Identifying Ordinary Differential Equations for Data-efficient Model-based Reinforcement Learning
Tobias Nagel, Marco F. Huber
TL;DR
The paper tackles the challenge of identifying continuous-time, nonlinear ODEs from noisy data for data-efficient model-based reinforcement learning. It introduces the ODE-Learner, a hybrid framework that combines an Extended Kalman-Bucy Filter, Physics-Informed Neural Networks, and an Equation Learner with an ODE-Network of operator-neurons to learn $\dot{\mathbf{x}}=\mathbf{f}(\mathbf{x},\mathbf{u},\mathbf{w},t)$ and $\mathbf{y}=\mathbf{g}(\mathbf{x},\mathbf{u},\mathbf{v},t)$, while allowing incorporation of prior knowledge. The framework trains four networks under four loss terms to enforce data fidelity, EKBF consistency, and regularization, enabling robust identification from noisy data. Validation on a Duffing oscillator, cascaded tanks, and an inverted pendulum demonstrates superior data efficiency and competitive or superior accuracy relative to baselines, and the learned ODE can be used within an MPC-based RL loop to achieve swing-up tasks. While achieving data-efficient identification, the approach incurs substantial training time and requires careful hyperparameter tuning, pointing to future work on efficiency and parallelizing control learning.
Abstract
The identification of a mathematical dynamics model is a crucial step in the designing process of a controller. However, it is often very difficult to identify the system's governing equations, especially in complex environments that combine physical laws of different disciplines. In this paper, we present a new approach that allows identifying an ordinary differential equation by means of a physics-informed machine learning algorithm.

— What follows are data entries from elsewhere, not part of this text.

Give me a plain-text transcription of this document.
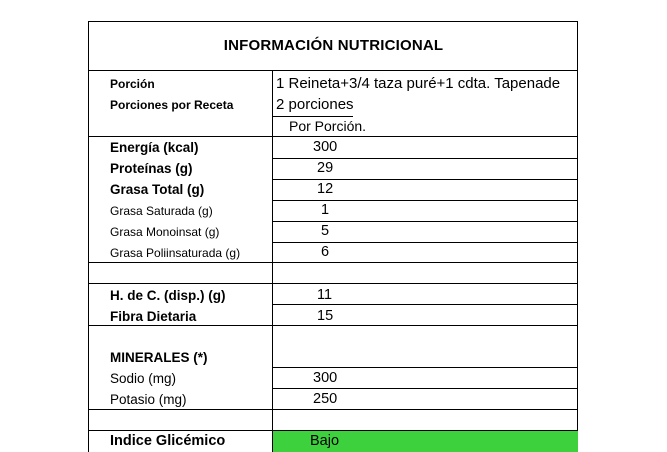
INFORMACIÓN NUTRICIONAL
Porción	1 Reineta+3/4 taza puré+1 cdta. Tapenade
Porciones por Receta	2 porciones
Por Porción.
Energía (kcal)	300
Proteínas (g)	29
Grasa Total (g)	12
Grasa Saturada (g)	1
Grasa Monoinsat (g)	5
Grasa Poliinsaturada (g)	6
H. de C. (disp.) (g)	11
Fibra Dietaria	15
MINERALES (*)
Sodio (mg)	300
Potasio (mg)	250
Indice Glicémico	Bajo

Our method introduces a special neural network that allows exploiting prior human knowledge to a certain degree and extends it autonomously, so that the resulting differential equations describe the system as accurately as possible. We validate the method on a Duffing oscillator with simulation data and, additionally, on a cascaded tank example with real-world data. Subsequently, we use the developed algorithm in a model-based reinforcement learning framework by alternately identifying and controlling a system to a target state. We test the performance by swinging-up an inverted pendulum on a cart.